Un espoir vieux de deux mille ans pousse les Israélites à partir, par tous les moyens et par tous les chemins, vers Sion et Jérusalem. Toute certitide de trouver place dans le Maroc indépendant a disparu. Il se peut que le Palais ne soit pas mêlé à la vague antijuive qui déferle en ce moment. Nous savons que l'antisémitisme contredit les principes de l’islam, Mais il existe des éléments qui ont décidé de nous poursuivre et de nous humilier. Que ceux-ci sachent que leur fin sera amère. D’Amalek et de Haman à Hitler et Eichman, la liste est longue de ceux que le destin a frappés.

Le texte du tract se poursuivait ainsi :

NOUS NE SOMMES PAS SEULS.

Toutes les communautés d’Israël dans le monde pleurent nos morts et luttent pour nos droits et nos libertés. Voyez la véritable tempête qui s'est levée dans les journaux du monde entier, dans les organisations juives et non juives, dans les Parlements. Demain, trentième jour du deuil, unissons-nous à midi pendant deux minutes pour communier dans leur pensée. C’est là notre première mani­festation.

NE PERDEZ PAS COURAGE. RESTEZ FORTS ET HARDIS !

LE COMBAT POUR NOS DROITS ET LIBERTÉS CONTINUE !

Contrairement aux instructions, un groupe de jeunes militants de Meknès commit l’imprudence de commencer la diffusion du tract avant la nuit et de coller un exemplaire sur le mur… d’un commissariat de police ! Leur arrestation permit à la police d’arriver en quel­ques jours à démanteler une partie du réseau, et de procéder à une vague d’arrestations à Fès, Rabat et Casablanca. Les 21 suspects furent dirigés vers la prison de Meknès, réputée pour la sévérité de son régime.

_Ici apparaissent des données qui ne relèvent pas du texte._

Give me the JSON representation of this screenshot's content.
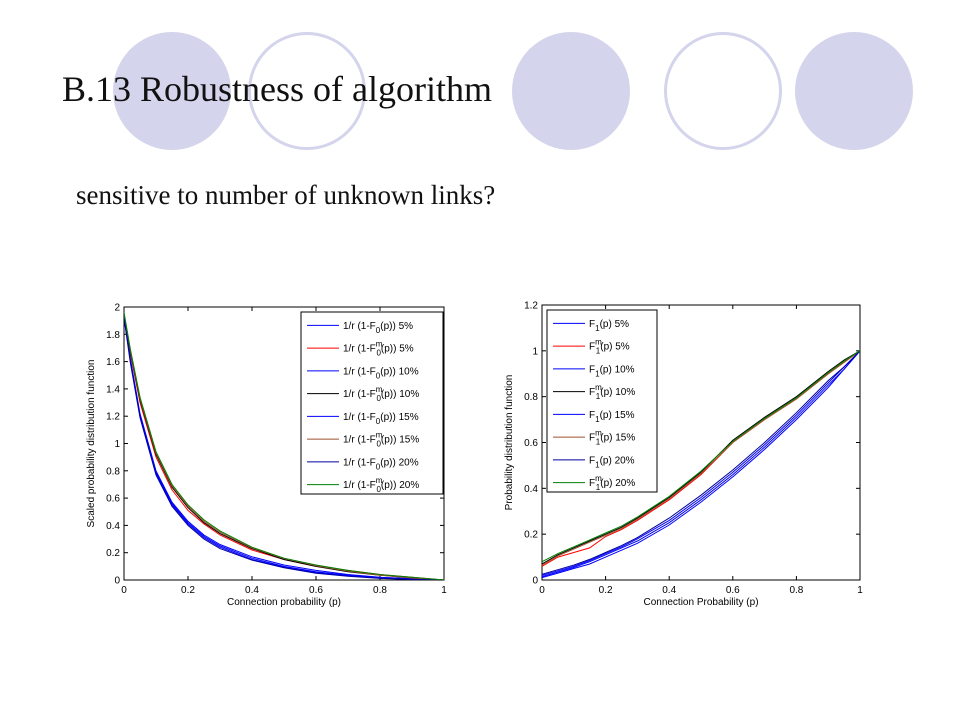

La découverte d’un revolver chez l’un des prévenus donna à penser à la police quelle venait de mettre la main sur un dangereux réseau terroriste. Elle tenta par la torture d’arracher des aveux aux militants incarcérés. L’un des prisonniers, Rafi Ouaknine, devait même en mourir quelques semaines plus tard, à Paris, où il avait été envoyé d’urgence en traitement. Tous les autres furent discrètement libérés par la suite, sans passer en jugement.

Dans l’ensemble de la communauté, le désarroi était si profond que même l’écrivain de l’Indépendance, celui qui avait appelé des frères à faire le pari du Maroc, Carlos de Nesry, s’en fit l’écho dans un retentissant article de la Voix des communautés de mars 1961. Le journal avait repris sa publication après quatre années de silence, avec, pour directeur de la rédaction, Victor Malka. Dans son article, Carlos de Nesry écrivait :

Faudrait-il comme jadis à Byzance mettre une sourdine à nos prières messia­niques et expurger de nos textes liturgiques toute allusion au retour de Dieu sur la Terre ? Quoi qu ’׳il en soit, pendant quelques jours, nous avons cru revivre des épisodes qui étaient enfouis au fond de notre mémoire atavique.

Pour ajouter à la confusion et à la division, un groupe de militants communistes et gauchistes, dont Abraham Sarfaty, Joseph Lévy, Simon Lévy, Judah Azuelos, publia dans le quotidien de l’UNFP, El-Tahrir, un appel à la population condamnant le sionisme et ses agents au Maroc :

Dans certaines villes du Maroc, un tract  sioniste a été distribué dans lequel on critique le Maroc. Le but de ce tract est de faire naître un malaise qui couvait déjà après la campagne de presse des journaux al Fajr et Al Oumal notamment. Nous, Israélites marocains soussignés, dénonçons le sionisme comme étant un instru­ment entre les mains du colonialisme et une arme de division employée contre le peuple marocain. Nous protestons contre les activités sionistes qui veulent pousser les Israélites marocains à quitter leur pays.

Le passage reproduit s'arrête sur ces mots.